Leasing is an important finance facility in the UK retail sector and off-balance sheet operating leases are a major source of funding.
Be it to acquire a van for local deliveries or a state-of-the-art POS system for a shop, an operating lease gives businesses access to high-end equipment and high-ticket items they would otherwise not be able to afford outright.
What’s an operating lease?
An operating lease is a short to medium term finance agreement (typically 12 to 24-months, although some can extend up to 60 months) where a business hires or rents an asset from a finance company. The lessor retains all rights of ownership, so the risk and rewards of owning the asset stay with the lessor. In simpler words, an operating lease is an agreement to rent an asset without a buyout option.
The benefit to the business is it gets to use the asset for a fixed fee and upgrade and replace whatever the asset is at the end of the agreement. The business will also pay less over the term than they would with a hire purchase because they are only paying off a fraction of the total price of the asset. This is because a residual value is built into the agreement. This can be as much as 40% of the asset purchase price.
The downside is the business will never own the asset, although whether or not this is actually a downside depends on the needs of the business and the asset in question. Some assets, like commercial vehicles and upgradeable technologies, are prime candidates for an operating lease because they eliminate the risk of unpredictable resale and residual values, which stay with the lessor indefinitely.
What are the use cases?
An operating lease is a good option for purchasing an asset you do not want to own, because you only pay for the proportion of its life you rent it over. In contrast, a hire purchase is a good option for purchasing an asset you do want to own because it allows you to spread the cost to make it affordable.

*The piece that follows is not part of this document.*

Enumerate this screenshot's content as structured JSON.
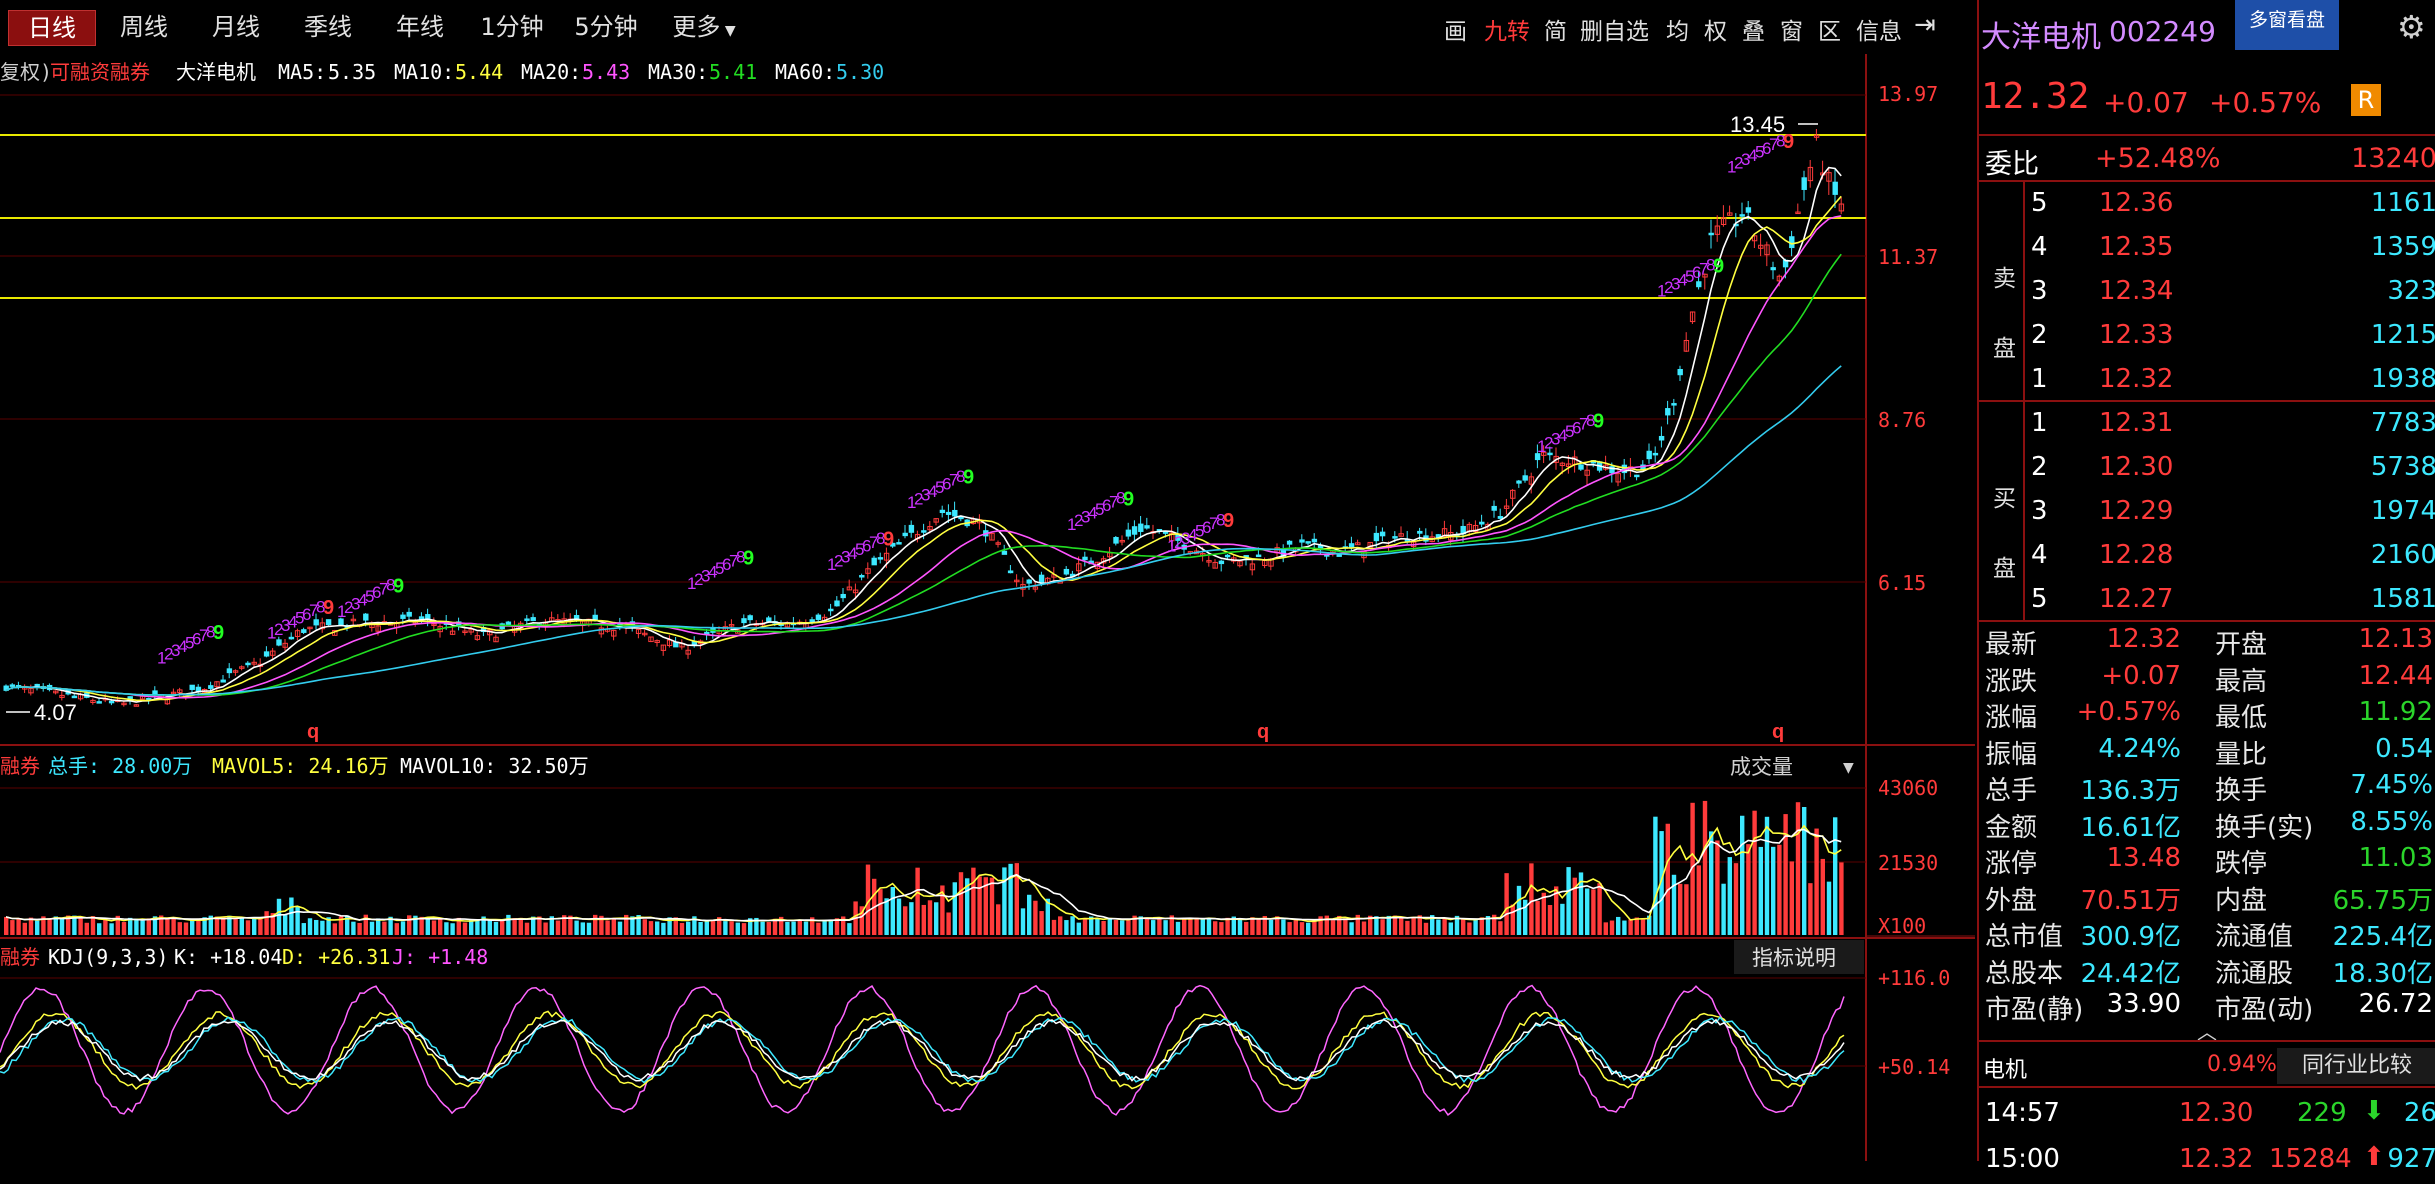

Operating leases are widely used in retail to buy state-of-the-art POS systems, consumer technologies like tablets and automated checkout systems. Vehicles like delivery vans, cars, scooters and bicycles can also be purchased on an operating lease because these assets have a finite lifecycle. If your retail business makes use of technologies or assets which are replaced every few years or sooner, an operating lease fits.
We would say if your business requires high ticket equipment which will be upgraded or that which you cannot afford to buy outright, an operating lease is a viable finance option available to your business. The key thing to remember is you will effectively rent the asset without a buyout option. If that works for you, look into it.